IV. La réponse du syndicat

[54] Sans preuve, l’employeur a déclaré qu’aucun des domaines d’intérêt que le Traitement des demandes de prestations d’assurance‑emploi avait identifiés pour les heures supplémentaires n’aurait pu être traité par les agents principaux du centre d’appels de Toronto. Il n’a pas nié que des éléments de travail avaient été traités pendant les heures supplémentaires que les agents principaux auraient pu traiter, mais les a décrits comme « occasionnels », sans preuve de la quantité réelle des renouvellements qui ont été inclus dans les tâches d’évaluation des demandes de prestations.

[55] L’employeur n’a pas abordé un élément clé des éléments de preuve du syndicat, qui démontrait que dans d’autres parties de ses activités, l’employeur était en mesure d’organiser les heures supplémentaires du Traitement des demandes de prestations d’assurance‑emploi en vue d’inclure les agents principaux dans la répartition des heures supplémentaires.

[56] En ce qui concerne l’automatisation de certains renouvellements de demandes de prestations, même si cela était possible, elle était relativement nouvelle et loin d’être courante au moment du dépôt du grief. Cela a été démontré par l’admission de l’employeur selon laquelle les agents de niveau 2XP se voyaient attribuer ces tâches et par son affirmation selon laquelle leur regroupement avec d’autres créait des gains d’efficience.

[57] L’employeur propose qu’un fonctionnaire s’estimant lésé doit démontrer qu’il n’a pas bénéficié d’un nombre [traduction] « important » d’heures supplémentaires. Cela ne fait pas partie du critère que la Cour fédérale a accepté dans Bucholtz; en fait, la Commission a accordé des réparations à des fonctionnaires s’estimant lésés qui avaient été injustement exclus d’un seul quart d’heures supplémentaires (voir Casper, au par. 21).

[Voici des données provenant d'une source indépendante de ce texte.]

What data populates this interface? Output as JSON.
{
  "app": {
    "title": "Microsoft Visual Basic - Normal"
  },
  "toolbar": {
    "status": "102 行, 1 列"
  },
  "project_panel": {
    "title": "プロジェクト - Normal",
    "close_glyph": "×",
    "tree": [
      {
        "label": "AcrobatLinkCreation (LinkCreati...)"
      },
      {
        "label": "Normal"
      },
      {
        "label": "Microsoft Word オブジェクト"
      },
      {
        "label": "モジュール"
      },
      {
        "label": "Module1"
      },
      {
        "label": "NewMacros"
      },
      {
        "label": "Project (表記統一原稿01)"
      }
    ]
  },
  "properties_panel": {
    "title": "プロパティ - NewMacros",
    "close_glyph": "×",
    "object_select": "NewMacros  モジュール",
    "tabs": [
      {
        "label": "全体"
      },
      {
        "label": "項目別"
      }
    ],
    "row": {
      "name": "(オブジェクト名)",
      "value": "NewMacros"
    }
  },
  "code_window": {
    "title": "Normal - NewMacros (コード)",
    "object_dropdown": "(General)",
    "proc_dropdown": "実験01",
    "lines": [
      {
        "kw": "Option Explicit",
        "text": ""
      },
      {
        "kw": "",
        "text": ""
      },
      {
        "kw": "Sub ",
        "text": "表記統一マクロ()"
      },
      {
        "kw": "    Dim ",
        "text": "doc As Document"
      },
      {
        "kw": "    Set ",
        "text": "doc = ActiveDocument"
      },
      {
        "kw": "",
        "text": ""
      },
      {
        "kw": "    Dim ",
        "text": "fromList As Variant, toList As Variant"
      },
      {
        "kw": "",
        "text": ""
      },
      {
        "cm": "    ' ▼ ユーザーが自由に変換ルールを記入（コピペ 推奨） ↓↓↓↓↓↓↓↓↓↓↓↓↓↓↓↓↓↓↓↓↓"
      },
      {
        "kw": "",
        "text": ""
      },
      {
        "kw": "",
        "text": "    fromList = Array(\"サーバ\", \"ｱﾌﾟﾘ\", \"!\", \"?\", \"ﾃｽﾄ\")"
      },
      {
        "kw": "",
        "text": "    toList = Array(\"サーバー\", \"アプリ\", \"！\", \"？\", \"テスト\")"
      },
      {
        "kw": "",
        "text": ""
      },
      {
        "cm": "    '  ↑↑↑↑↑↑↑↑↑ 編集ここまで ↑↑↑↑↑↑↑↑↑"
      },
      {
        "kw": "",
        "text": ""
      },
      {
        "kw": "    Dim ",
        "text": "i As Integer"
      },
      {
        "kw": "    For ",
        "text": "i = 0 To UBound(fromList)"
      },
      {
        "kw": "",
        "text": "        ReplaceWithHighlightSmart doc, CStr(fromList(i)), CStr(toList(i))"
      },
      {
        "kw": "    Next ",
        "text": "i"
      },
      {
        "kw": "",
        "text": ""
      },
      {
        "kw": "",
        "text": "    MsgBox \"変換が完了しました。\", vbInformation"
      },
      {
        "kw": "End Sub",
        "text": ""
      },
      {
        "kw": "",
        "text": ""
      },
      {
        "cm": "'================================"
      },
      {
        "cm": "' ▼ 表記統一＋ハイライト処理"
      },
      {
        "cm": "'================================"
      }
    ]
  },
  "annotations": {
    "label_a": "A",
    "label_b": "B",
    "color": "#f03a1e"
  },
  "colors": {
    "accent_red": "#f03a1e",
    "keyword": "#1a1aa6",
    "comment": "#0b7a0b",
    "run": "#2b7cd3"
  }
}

[58] L’argument de l’employeur selon lequel les fonctionnaires ne se trouvaient pas dans la même situation que les agents de niveau 2XP est simplement le différend au sujet des qualifications des fonctionnaires formulé différemment. La véritable question consiste à savoir si l’exigence de la convention collective selon laquelle l’employeur doit déployer tous les efforts raisonnables pour répartir de manière équitable les heures supplémentaires s’applique au moment où l’employeur organise les tâches qui seront affectées comme des heures supplémentaires. Dans l’affirmative, les fonctionnaires se trouvaient donc dans une situation semblable à celle de leurs collègues de niveau 2XP.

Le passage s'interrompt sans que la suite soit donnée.